Saturday, March 30, 2013
Inwangsan, March 2013
One of my favorite places to visit on a tired weekend used to be Inwangsan, a small mountain just west of the main palace in Seoul.
It's an interesting place since after Buddhism was banished from the city during the Joseon Dynasty, a few of the temples relocated here, forming a clustered community of temples divided by a labyrinth of narrow alleys and stairways, clinging to the side of the granite slope.
Eunbong and I visited Inwangsan for the first time together recently, and though we didn't make it any further up the mountains than the temples, it was nice to go back to a place that was once very familiar. We did manage to make it up to Seon Bawi (Zen Rock), which is supposed to resemble two seated monks. I'm not sure if I see them when I look, but it is undeniably one of the more interesting rock formations I've encountered, which, wether or not I see two monks, makes it worthy of at least three bows!

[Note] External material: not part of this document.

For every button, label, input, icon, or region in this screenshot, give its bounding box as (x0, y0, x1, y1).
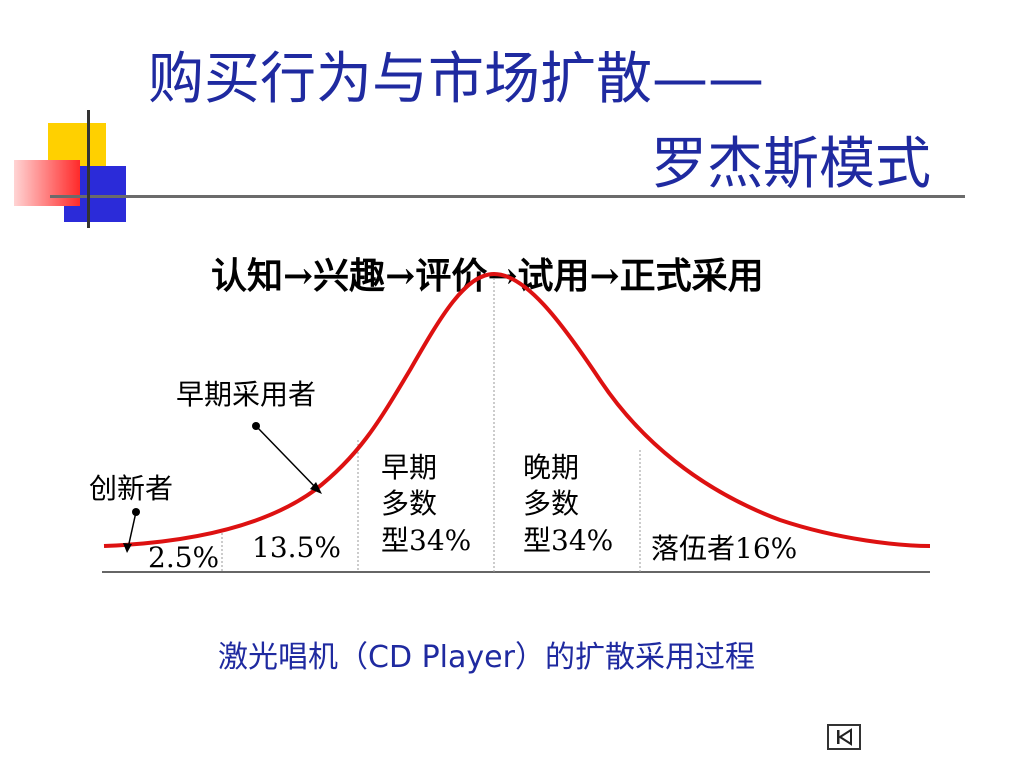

If we'd continued just a short way up, there is a cute looking ancient Buddha low-relief carving in the granite, where there was always at least a few shamans performing rituals. The absence of their clanging gongs was noticeable, though, and Eunbong told me there was a sign saying that shamanistic rituals were no longer permitted. What ever the reason may be, I hope that it's not for the sake of the apartment block that has sprung up next to the mountain, nearly eye level with the temples. Impermanence or not, it would be a shame, in my opinion. The short hike also has some great views of old Seoul, especially around sunset, when the city lights start shining.